OLG’s press release on the vendor selection suggests that Ontarians spend $400M annually on Internet gaming. That number has never been publicly explained or supported by OLG, to my knowledge, but it may be right; Canada’s Internet gaming and betting market is supposed to be worth $1-1.2B annually, and Ontario has ~40% of Canada’s population. Early last year, OLG said in its Strategic Review that it could obtain $100M in profit from Internet gaming by 2018. Note from its press release that OLG now thinks that the net profit to Ontario from online gaming “could increase” by $375M by 2018.

It’s never been clear to me or to anyone I’ve talked to how these numbers are supported or derived, but let’s think about them. Let’s assume a straight line accrual for the province over the next five years, which strikes me as likely wrong, but it gives OLG the benefit of the doubt (i.e., there’s no ‘ramping up’ period and it only expects to receive 1/5 of its profit in year 5). On $375M in total over 5 years, that’s $75M in profit in 2017-18 alone. All wagers by Ontarians (not profits to Internet gaming operators) are supposed to be $400M right now. So the province thinks it’s going to jump in and capture almost 20% of the Ontario Internet gaming market as profit within five years. And presumably the amount wagered on PlayOLG.ca will be much higher to support that profit margin.

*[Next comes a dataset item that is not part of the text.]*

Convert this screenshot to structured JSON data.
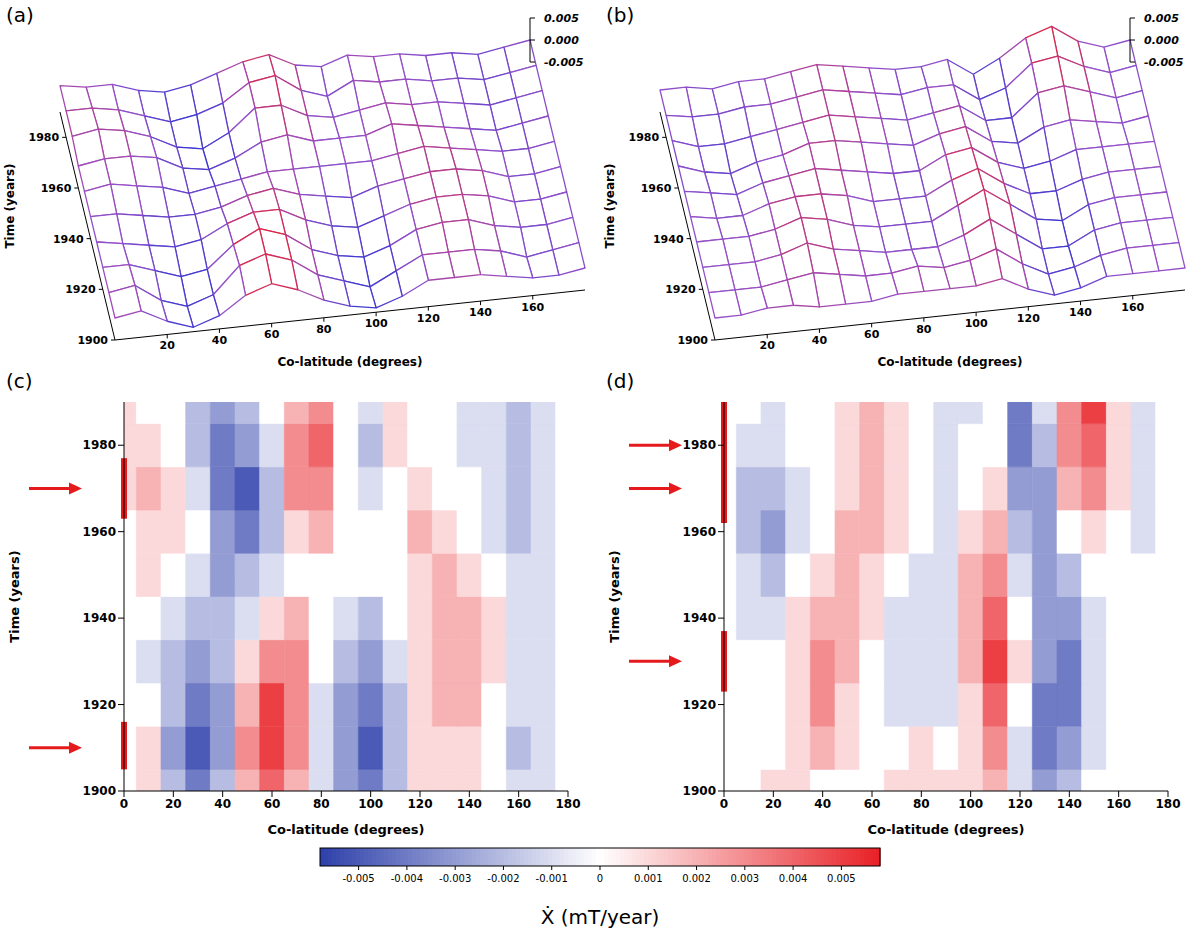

But that’s based on the current estimate of the value of the Ontario market ($400M), so now let’s assume that the market grows by 10% per year until 2018. (I don’t have any basis for that estimate. Perhaps OLG has a better set of estimates, but they haven’t shared them. Ten per cent seems aggressive to me, but I could be wrong about it.) That makes the value of all Internet wagers in Ontario almost $586M in 5 years, and OLG’s profit is still $75M, per our conservative assumption. That’s almost a profit margin of 13% on the total value of the Ontario industry, including OLG and all of its international competitors.

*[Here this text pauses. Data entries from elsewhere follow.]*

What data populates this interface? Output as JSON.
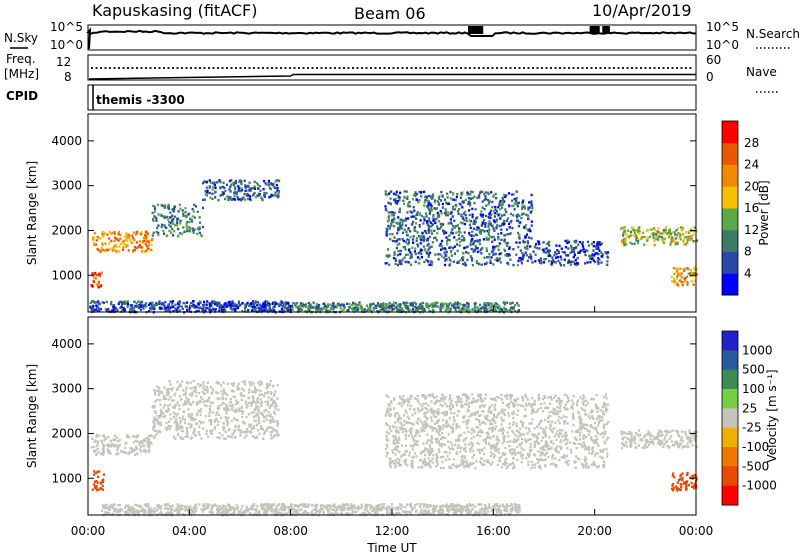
{
  "header": {
    "station": "Kapuskasing (fitACF)",
    "beam": "Beam 06",
    "date": "10/Apr/2019"
  },
  "noise_panel": {
    "left_label": "N.Sky",
    "right_label": "N.Search",
    "left_ticks": [
      "10^5",
      "10^0"
    ],
    "right_ticks": [
      "10^5",
      "10^0"
    ]
  },
  "freq_panel": {
    "left_label_1": "Freq.",
    "left_label_2": "[MHz]",
    "right_label": "Nave",
    "left_ticks": [
      "12",
      "8"
    ],
    "right_ticks": [
      "60",
      "0"
    ]
  },
  "cpid_panel": {
    "label": "CPID",
    "text": "themis -3300"
  },
  "colors": {
    "power_scale": [
      "#0000ff",
      "#2a48a8",
      "#3d7a62",
      "#5aa84a",
      "#f5c000",
      "#f08a00",
      "#e85a00",
      "#ff0000"
    ],
    "velocity_scale": [
      "#2222cc",
      "#2a5a9a",
      "#3d8a55",
      "#7acc44",
      "#c4c4bc",
      "#f0b000",
      "#f07800",
      "#e84a00",
      "#ff0000"
    ],
    "ground_scatter": "#c4c4bc"
  },
  "chart_data": [
    {
      "type": "heatmap",
      "name": "power",
      "ylabel": "Slant Range [km]",
      "y_ticks": [
        "1000",
        "2000",
        "3000",
        "4000"
      ],
      "ylim": [
        180,
        4600
      ],
      "xlim_hours": [
        0,
        24
      ],
      "colorbar": {
        "label": "Power [dB]",
        "ticks": [
          "4",
          "8",
          "12",
          "16",
          "20",
          "24",
          "28"
        ],
        "range": [
          0,
          32
        ]
      },
      "echo_regions": [
        {
          "t_start": 0.05,
          "t_end": 8.0,
          "r_start": 200,
          "r_end": 450,
          "value": 6
        },
        {
          "t_start": 8.0,
          "t_end": 17.0,
          "r_start": 200,
          "r_end": 420,
          "value": 10
        },
        {
          "t_start": 0.1,
          "t_end": 2.5,
          "r_start": 1550,
          "r_end": 2000,
          "value": 22
        },
        {
          "t_start": 2.5,
          "t_end": 4.5,
          "r_start": 1900,
          "r_end": 2600,
          "value": 10
        },
        {
          "t_start": 4.5,
          "t_end": 7.5,
          "r_start": 2700,
          "r_end": 3150,
          "value": 7
        },
        {
          "t_start": 11.7,
          "t_end": 17.5,
          "r_start": 1250,
          "r_end": 2900,
          "value": 8
        },
        {
          "t_start": 17.5,
          "t_end": 20.5,
          "r_start": 1250,
          "r_end": 1800,
          "value": 6
        },
        {
          "t_start": 21.0,
          "t_end": 24.0,
          "r_start": 1700,
          "r_end": 2100,
          "value": 16
        },
        {
          "t_start": 23.0,
          "t_end": 24.0,
          "r_start": 800,
          "r_end": 1200,
          "value": 20
        },
        {
          "t_start": 0.1,
          "t_end": 0.5,
          "r_start": 750,
          "r_end": 1100,
          "value": 26
        }
      ]
    },
    {
      "type": "heatmap",
      "name": "velocity",
      "ylabel": "Slant Range [km]",
      "y_ticks": [
        "1000",
        "2000",
        "3000",
        "4000"
      ],
      "ylim": [
        180,
        4600
      ],
      "xlim_hours": [
        0,
        24
      ],
      "colorbar": {
        "label": "Velocity [m s⁻¹]",
        "ticks": [
          "1000",
          "500",
          "100",
          "25",
          "-25",
          "-100",
          "-500",
          "-1000"
        ]
      },
      "echo_regions": [
        {
          "t_start": 0.1,
          "t_end": 2.5,
          "r_start": 1550,
          "r_end": 2000,
          "value": "ground"
        },
        {
          "t_start": 2.5,
          "t_end": 7.5,
          "r_start": 1900,
          "r_end": 3200,
          "value": "ground"
        },
        {
          "t_start": 11.7,
          "t_end": 20.5,
          "r_start": 1250,
          "r_end": 2900,
          "value": "ground"
        },
        {
          "t_start": 21.0,
          "t_end": 24.0,
          "r_start": 1700,
          "r_end": 2100,
          "value": "ground"
        },
        {
          "t_start": 0.1,
          "t_end": 0.6,
          "r_start": 750,
          "r_end": 1200,
          "value": -300
        },
        {
          "t_start": 23.0,
          "t_end": 24.0,
          "r_start": 750,
          "r_end": 1150,
          "value": -300
        },
        {
          "t_start": 0.5,
          "t_end": 17.0,
          "r_start": 200,
          "r_end": 450,
          "value": "ground"
        }
      ]
    }
  ],
  "x_axis": {
    "label": "Time UT",
    "ticks": [
      "00:00",
      "04:00",
      "08:00",
      "12:00",
      "16:00",
      "20:00",
      "00:00"
    ]
  }
}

Can OLG do it? Conceptually, I suppose it’s possible. But without some basis for these figures from OLG, and given the size, liquidity, and experience of OLG’s international competitors, I think it’s hopelessly optimistic. The other provincial lotteries (BCLC and Loto-Quebec) have not been hitting it out of the park with their Internet gaming offerings; it’s not exactly clear to me why OLG thinks that it can.